Busy Train Station Data Shows Overground's Popularity Rise

Rachel Holdsworth
By Rachel Holdsworth Last edited 132 months ago
Busy Train Station Data Shows Overground's Popularity Rise

Data about UK train station use has been updated for 2011-12, and what's immediately obvious is how much usage of the Overground has jumped since the previous year.

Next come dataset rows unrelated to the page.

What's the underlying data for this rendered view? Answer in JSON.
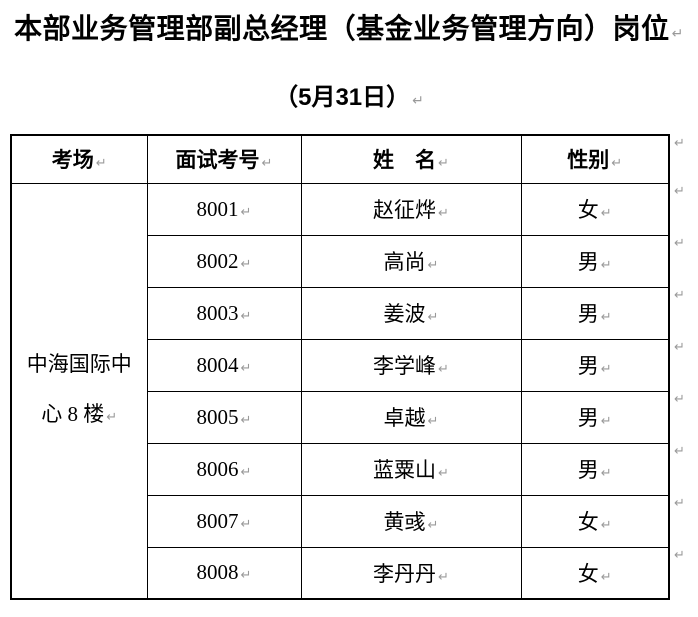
{
  "page": {
    "title_line1": "本部业务管理部副总经理（基金业务管理方向）岗位",
    "title_line2": "（5月31日）",
    "pilcrow": "↵"
  },
  "table": {
    "headers": [
      "考场",
      "面试考号",
      "姓　名",
      "性别"
    ],
    "venue": {
      "line1": "中海国际中",
      "line2": "心 8 楼"
    },
    "rows": [
      {
        "id": "8001",
        "name": "赵征烨",
        "gender": "女"
      },
      {
        "id": "8002",
        "name": "高尚",
        "gender": "男"
      },
      {
        "id": "8003",
        "name": "姜波",
        "gender": "男"
      },
      {
        "id": "8004",
        "name": "李学峰",
        "gender": "男"
      },
      {
        "id": "8005",
        "name": "卓越",
        "gender": "男"
      },
      {
        "id": "8006",
        "name": "蓝粟山",
        "gender": "男"
      },
      {
        "id": "8007",
        "name": "黄彧",
        "gender": "女"
      },
      {
        "id": "8008",
        "name": "李丹丹",
        "gender": "女"
      }
    ]
  },
  "colors": {
    "text": "#000000",
    "border": "#000000",
    "formatting_mark": "#9a9a9a",
    "background": "#ffffff"
  }
}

On the old East London line and its extension, which opened May 2010, Dalston Kingsland saw a 78% increase in entries and exits, Whitechapel a 76% increase, Canada Water 75%, Hackney Central 73%. Kensington Olympia saw a 157% jump in usage, which is odd; anything to do with the change in service on the District Line? But Canonbury passengers increased by a whopping 172%; maybe it is just the magic of the Overground. Camden Road shot up 68%, West Hampstead 52%... No wonder they need more carriages. Shoreditch High Street, however, saw numbers drop by 15% – a result of it being moved into zone 1?

Waterloo remains the country's busiest station with 94,045,510 entries and exits, followed by Victoria, Liverpool Street, London Bridge, Charing Cross, Euston and Paddington, but Birmingham New Street has leapfrogged King's Cross to take eighth place. 21,918,116 passengers started or ended journeys at Clapham Junction (almost as many as Stratford), but Clapham Junction has 21,609,997 interchanges over a year, keeping its crown as the busiest/most annoying place to change trains.

Not all stations are getting busier. Cannon Street saw passenger numbers decline 2%, in Finsbury Park they were down 12%, Old Street dropped by 7% and in Elephant and Castle – apparently a station Londoners hate – 3% of passengers have voted with their feet and gone elsewhere.